個人的に印象に残ったのは、前編の後半にある西島秀俊さん演じる森屋がスパイ探しの魔の手にかかった場面ですね。このドラマは常にドキドキ感が続くのに、前編のラスト20~30分は、さらにドキドキ感が増して心臓を貫きます。
②潜入の命を背負った2人の主人公
ダブルフェイスは、スリリングなクライムサスペンスであると同時に、警察とヤクザの身分を併せ持つ2人の人間を描いた作品でもあります。
ヤクザ組織と決別したい潜入捜査官の森屋。仲間の警察官を欺きながらヤクザに手を貸して汚職を続ける高山。2人とも志願して潜入したわけではありません。森屋も高山も組織の親から、潜入の命令を受けて従っているだけなのです。警察とヤクザ、2つの母体から歩く道を勝手に突きつけられた森屋と高山。他者から決められた任務、そして、それによって囲まれる人間関係。自分の意思なく過ぎていく人生に、「このままで自分はよいのか・・・」と2人は揺れ動きます。
いずれはヤクザの仲間を裏切る森屋。定年まで警察官の仲間を欺き続ける高山。本当の自分を隠し通す。それがいかに苦痛であるかが、2人の主人公を通して伝わってきます。
③作品を引き立てる音楽
このドラマ、なんといってもBGMが良いです。音楽を担当したのは、ドラマ「SP」の菅野祐吾さんです。(あの「デッデッデン!」で始まる有名なBGMの生みの親です。)
前述に紹介した魅力の「①スリリングなストーリー」および「②潜入の命を背負った2人の主人公」を思う存分引き出しています。
ストーリーが大きく傾く時は緊張感あるハイテンポな曲が流れ、2人の主人公がこのままスパイ生活を続ける自分を見つめなおすシーンではスローで重々しい曲が流れます。その場その場のシーンにマッチした音楽が作品のメリハリになっており、観る人の目を引きつけます。
私はインファナル・アフェアを観ていませんが、ディパーテッドは観ました。好みによるかもしれませんが、ダブルフェイスとディパーテッドのBGMを比較したら、ダブルフェイスの方が良かったです。ディパーテッドは全体的にアメリカンでファンキーな明るいBGMでしたが、ダブルフェイスはシリアス路線全開のBGMになってます。個人的には、主人公2人がスパイ生活を続ける葛藤を現すのはシリアス路線の方が合っているのかなと思いました。
さいごに
香港映画の傑作「インファナル・アフェア」をモチーフに制作された日本ドラマ「ダブルフェイス」。やはり、傑作はリメイクしても傑作です。このブログを読んだ方には、ぜひとも観てほしいです。(ゲオかTSUTAYAに行けば、多分あるはず。)

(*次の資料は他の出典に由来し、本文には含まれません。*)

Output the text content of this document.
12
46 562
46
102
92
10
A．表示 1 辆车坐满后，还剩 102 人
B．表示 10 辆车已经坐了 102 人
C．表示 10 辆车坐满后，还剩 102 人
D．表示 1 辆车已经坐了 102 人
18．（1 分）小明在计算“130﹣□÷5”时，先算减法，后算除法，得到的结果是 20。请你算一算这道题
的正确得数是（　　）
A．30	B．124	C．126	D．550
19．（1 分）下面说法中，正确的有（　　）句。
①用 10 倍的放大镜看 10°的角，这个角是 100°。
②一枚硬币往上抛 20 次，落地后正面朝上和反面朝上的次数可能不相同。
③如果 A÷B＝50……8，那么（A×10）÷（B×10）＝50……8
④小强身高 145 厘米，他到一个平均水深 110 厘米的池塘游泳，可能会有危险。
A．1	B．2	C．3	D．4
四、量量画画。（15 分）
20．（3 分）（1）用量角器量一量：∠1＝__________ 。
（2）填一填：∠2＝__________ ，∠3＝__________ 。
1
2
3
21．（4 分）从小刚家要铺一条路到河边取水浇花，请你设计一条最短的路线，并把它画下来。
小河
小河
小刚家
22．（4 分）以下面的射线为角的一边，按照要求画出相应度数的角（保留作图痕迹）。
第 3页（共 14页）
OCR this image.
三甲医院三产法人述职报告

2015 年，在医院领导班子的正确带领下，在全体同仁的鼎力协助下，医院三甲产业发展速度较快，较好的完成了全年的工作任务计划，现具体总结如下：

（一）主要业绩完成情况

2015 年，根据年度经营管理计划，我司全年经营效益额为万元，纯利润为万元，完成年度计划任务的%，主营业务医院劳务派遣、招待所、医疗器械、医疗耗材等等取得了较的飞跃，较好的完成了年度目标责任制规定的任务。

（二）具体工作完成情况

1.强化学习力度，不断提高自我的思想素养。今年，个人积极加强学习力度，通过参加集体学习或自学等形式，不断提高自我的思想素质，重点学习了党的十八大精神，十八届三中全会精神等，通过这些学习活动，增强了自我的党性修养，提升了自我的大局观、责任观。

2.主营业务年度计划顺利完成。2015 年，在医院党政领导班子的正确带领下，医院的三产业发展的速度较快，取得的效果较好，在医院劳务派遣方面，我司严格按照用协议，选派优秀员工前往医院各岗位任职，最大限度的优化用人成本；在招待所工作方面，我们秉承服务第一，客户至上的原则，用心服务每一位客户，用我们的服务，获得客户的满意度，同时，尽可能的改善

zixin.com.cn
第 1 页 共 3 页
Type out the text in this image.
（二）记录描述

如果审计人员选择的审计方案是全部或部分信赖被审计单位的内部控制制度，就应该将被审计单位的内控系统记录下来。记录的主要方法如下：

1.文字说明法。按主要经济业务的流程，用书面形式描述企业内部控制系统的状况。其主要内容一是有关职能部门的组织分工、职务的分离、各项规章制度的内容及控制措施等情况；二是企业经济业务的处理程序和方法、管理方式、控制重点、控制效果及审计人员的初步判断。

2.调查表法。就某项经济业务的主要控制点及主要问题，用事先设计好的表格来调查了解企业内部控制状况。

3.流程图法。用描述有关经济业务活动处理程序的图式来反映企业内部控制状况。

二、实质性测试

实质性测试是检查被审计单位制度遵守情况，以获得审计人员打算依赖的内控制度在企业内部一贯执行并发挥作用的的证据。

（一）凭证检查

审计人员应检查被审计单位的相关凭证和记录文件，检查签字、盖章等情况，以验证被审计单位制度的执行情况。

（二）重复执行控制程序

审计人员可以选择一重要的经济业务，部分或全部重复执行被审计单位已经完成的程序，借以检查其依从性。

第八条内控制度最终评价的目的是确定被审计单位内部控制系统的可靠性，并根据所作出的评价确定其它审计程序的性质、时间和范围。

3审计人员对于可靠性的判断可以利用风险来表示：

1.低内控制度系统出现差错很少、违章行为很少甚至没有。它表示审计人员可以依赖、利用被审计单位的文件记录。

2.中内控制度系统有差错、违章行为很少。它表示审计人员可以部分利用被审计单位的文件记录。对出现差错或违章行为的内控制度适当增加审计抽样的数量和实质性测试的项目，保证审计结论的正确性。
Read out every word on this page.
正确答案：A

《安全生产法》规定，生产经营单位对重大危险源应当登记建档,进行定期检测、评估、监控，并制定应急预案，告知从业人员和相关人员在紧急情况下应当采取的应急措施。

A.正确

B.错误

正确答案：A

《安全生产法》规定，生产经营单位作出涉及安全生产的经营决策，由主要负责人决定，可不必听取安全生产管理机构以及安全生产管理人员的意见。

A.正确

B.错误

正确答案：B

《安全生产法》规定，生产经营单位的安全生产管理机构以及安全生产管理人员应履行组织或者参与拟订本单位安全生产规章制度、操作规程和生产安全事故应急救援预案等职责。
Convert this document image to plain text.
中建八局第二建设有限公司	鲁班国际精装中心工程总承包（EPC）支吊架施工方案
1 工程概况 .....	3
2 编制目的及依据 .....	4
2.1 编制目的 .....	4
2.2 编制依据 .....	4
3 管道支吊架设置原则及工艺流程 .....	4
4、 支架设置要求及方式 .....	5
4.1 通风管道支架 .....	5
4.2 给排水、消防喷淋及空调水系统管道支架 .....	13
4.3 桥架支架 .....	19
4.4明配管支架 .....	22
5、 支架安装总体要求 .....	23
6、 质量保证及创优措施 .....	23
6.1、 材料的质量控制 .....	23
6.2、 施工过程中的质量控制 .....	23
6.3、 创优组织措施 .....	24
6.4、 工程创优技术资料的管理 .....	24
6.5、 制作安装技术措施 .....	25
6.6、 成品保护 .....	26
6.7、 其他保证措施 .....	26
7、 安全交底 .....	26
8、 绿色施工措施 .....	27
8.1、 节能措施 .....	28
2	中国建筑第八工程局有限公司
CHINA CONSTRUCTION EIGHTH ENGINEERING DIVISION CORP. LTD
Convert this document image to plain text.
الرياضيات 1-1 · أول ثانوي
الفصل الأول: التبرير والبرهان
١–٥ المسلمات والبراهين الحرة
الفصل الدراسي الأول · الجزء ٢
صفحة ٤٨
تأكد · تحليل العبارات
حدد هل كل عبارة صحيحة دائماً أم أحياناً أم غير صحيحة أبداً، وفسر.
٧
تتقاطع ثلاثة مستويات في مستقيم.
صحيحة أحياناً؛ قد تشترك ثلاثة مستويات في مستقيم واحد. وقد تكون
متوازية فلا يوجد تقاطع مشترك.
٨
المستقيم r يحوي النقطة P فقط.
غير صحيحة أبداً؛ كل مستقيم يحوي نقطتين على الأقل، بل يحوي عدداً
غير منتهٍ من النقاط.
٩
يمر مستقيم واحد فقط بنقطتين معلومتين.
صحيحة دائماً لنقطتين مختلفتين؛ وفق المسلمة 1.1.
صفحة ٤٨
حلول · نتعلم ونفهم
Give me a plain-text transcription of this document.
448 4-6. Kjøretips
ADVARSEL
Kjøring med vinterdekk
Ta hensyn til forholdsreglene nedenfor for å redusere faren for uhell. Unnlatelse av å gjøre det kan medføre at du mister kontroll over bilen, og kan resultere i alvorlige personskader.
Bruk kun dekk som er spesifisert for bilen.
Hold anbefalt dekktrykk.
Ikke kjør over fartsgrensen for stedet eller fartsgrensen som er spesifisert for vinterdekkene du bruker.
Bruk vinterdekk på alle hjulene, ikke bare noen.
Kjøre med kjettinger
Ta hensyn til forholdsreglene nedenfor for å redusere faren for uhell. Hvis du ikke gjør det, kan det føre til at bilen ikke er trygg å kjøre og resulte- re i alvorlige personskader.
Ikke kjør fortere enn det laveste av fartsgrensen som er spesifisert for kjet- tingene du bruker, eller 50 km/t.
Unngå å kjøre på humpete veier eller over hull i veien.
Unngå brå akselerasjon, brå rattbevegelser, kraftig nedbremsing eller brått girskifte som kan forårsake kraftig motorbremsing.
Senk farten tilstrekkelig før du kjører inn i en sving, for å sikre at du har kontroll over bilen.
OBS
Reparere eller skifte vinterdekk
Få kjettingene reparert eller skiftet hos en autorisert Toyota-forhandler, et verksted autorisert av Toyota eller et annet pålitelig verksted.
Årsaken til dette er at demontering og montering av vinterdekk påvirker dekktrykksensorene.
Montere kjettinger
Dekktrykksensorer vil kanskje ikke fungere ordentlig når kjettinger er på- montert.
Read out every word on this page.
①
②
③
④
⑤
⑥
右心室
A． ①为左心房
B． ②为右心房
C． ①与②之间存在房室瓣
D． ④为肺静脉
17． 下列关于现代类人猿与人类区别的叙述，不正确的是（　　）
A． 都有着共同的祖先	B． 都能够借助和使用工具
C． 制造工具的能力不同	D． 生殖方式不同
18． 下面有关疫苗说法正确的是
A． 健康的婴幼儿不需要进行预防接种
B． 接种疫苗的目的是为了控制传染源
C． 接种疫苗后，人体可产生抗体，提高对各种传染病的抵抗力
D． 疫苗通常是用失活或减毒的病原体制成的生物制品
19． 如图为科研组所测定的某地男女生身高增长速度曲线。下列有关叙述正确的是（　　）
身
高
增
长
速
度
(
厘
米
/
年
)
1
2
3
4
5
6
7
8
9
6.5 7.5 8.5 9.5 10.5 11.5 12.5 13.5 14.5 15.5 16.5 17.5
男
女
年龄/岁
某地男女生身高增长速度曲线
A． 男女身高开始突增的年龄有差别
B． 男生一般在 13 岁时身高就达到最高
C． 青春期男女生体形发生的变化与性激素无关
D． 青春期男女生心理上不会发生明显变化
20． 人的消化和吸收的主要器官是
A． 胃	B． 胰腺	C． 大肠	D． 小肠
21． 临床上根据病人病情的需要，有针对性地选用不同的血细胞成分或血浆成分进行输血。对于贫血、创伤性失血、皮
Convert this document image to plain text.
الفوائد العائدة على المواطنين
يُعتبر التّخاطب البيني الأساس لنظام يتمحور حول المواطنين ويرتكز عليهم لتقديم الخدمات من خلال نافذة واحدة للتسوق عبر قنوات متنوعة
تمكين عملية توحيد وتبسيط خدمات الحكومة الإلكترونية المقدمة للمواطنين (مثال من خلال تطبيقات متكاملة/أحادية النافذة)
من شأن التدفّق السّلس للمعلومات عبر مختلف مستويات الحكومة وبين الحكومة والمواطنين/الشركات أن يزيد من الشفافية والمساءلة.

ダブルフェイスは、テレビ放送が決まった際に、あまり大々的な宣伝はありませんでした。こっそりとTBSおよびWOWWOWで放映され、DVD化が決まった際にちょこっとだけ宣伝したぐらいです。それゆえ、このドラマに対する認知度はメチャクチャ低いです。実際に私がドラマ好きの知り合いに「ダブルフェイス知ってる?」と訊いたところ、誰1人知る者はいませんでした。面白い作品なのに埋もれていることを感じてしまいました。
ですので、このブログを読んだ方には観ていただき、スリリングなストーリーを楽しんでいただき、さらには2人の主人公が運命に葛藤する姿を見ていろいろと感じてほしいです。